Un documentaire américain
de Richard Copans et Stan Neumann
Editions Montparnasse - 1h50
En
3 documentaires, le portrait intense et pertinent du plus grand
écrivain américain du XXe siècle. Un modèle
de traitement que l'on aimerait voir appliquer à d'autres
personnages ou événements.
"Norman Mailer est né en 1923. Il a écrit
32 livres et a reçu deux fois le prix Pulitzer. Aucun
autre écrivain américain ne s’est autant
impliqué dans l’histoire de son pays durant ces
cinquante dernières années". Ce texte est
en surimpression sur une séquence banale et étrange
se déroulant dans une bibliothèque : une employée
arrive avec un chariot à roulette transportant une série
d’épais livres qu’elle vient ranger sur un
mètre linéaire d’étagères.
Les 32 livres de Norman Mailer.
Trois documents de 50 minutes dont chacun retrace, les yeux
dans les yeux, les cinquante années d’écriture
du prolifique, irritant, tyrannique et désillusionné
Norman Mailer. Dans la première partie, "Le rebelle,
1945-1961", la rédaction quasi accidentelle des
Nus et les morts le porte au-devant de la scène alors
qu’à vingt-cinq ans, il rentre tout juste de la
bataille du Pacifique et se noie dans le succès littéraire.
"Les années Mailer, 1961-1974" nous présente
une sorte d’entrée en politique du personnage public
qui, poussé à agir face aux évènements
violents des années 60 (notamment le triple assassinat
Kennedy/Luther King). Puis "Le désenchanté,
1977-1998" est un retour sur soi comme si Mailer se regardait
dans un miroir non déformant et se posait la question
: est-ce mon reflet réel ? Est-ce le reflet réel
de l’Amérique ?
Sa vie durant, Mailer n’a jamais rien écrit d’autre
que les résultats brûlant de la psychanalyse des
États Unis et tiré le constat systématiquement
alarmant que rien ne pourrait changer. Histrion d’une
gauche étouffée par le maccarthysme, qui n’ose
pas se montrer et n’existera qu’en tant que scission
discrète au sein du parti Démocrate, l’homme
se remontera plus d’une fois les manches pour partir au
combat ou, au moins, s’afficher publiquement aux bras
de quelques manifestations d’envergures comme la marche
sur le Pentagone de 1968.
Les entretiens qui se succèdent dans ce DVD d’une
qualité suffisante pour servir les meilleurs cours magistraux
d’histoire, sont irréprochables et donnent toute
la place dont à besoin Mailer pour laisser s’exprimer
son ego surdimensionné, sa perception quasi paranoïaque
du monde qui l’entoure ("Tous les Américains
sont paranoïaques et ils sont malheureux quand ils ne le
sont pas"). Homme d’image, sorte de Pantagruel surboulimique
de ses propres représentations, il quitte très
rapidement le regard de son interviewer pour fixer l’objectif
et nous qui nous débattons derrière pour comprendre
dans ce survol de bombardier des 50 années précédentes,
s’il ne s’agit que d’une analyse de haute
voltige ou d’un vade-mecum illustré de la Terre
de la Liberté.
C’est encore là que ces trois films sont exemplaires
: venant étayer les dires de Mailer, des documents implacables
défilent en parallèle, rares ou surdiffusés,
qui font la preuve de la dérive perpétuelle de
ce pays trop grand dans lequel des générations
entières de déportés du monde entier ont
été empilées pour conquérir, puis
construire le rêve américain. C’est impressionnant.

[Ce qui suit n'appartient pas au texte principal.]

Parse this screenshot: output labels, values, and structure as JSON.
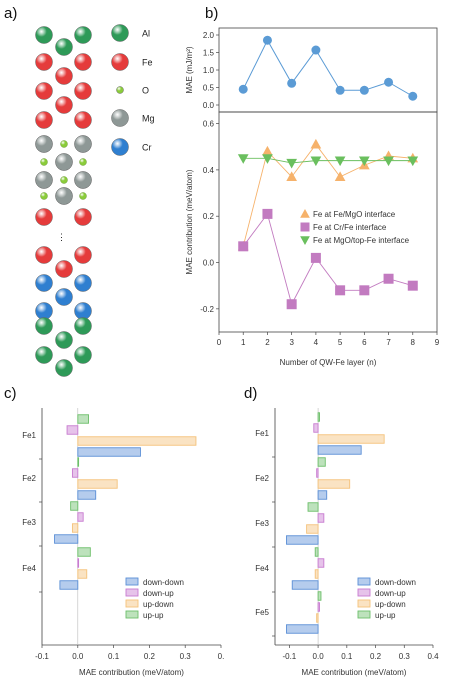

Ça ressemble à ce copain d’école
fier comme Artaban, qui vous parlait à longueur de récrés
de son papa dentiste, un dentiste que vous connaissiez très
bien puisque c’était chez lui que vous passiez
vos pires moments.
Mailer a écrit quelques-uns uns des livres les plus importants
de l’histoire littéraire américaine, au
nombre desquels on retiendra Les nus et les morts ou le constat
chirurgical de ce que la guerre peut faire d’un parfait
innocent ; Le chant du bourreau qui relate l’histoire
de Gilmore, cet assassin qui réclama qu’on l’exécute
en 77 alors même que la peine capitale avait été
abolie aux USA et qui signa le retour en force des bourreaux
; Harlot et son fantôme, un précis sur la CIA de
quelque mille pages, anthologie de quarante années de
services secrets dont Mailer dit que, s’il n’avait
pas été de gauche, il aurait lui-même tenté
l’intégration.
Ces trois films forment une référence que l’on
souhaiterait voir reproduite avec d’autres écrivains
(en existe-t-il d’aussi "historiques" ?) sur
d’autres champs d’investigations - ceci alors que
nous perdons ces jours-ci Hubert Selby Jr et que, s’il
faut penser aux générations futures, ces portraits
impliqués sont d’une importance non négligeable.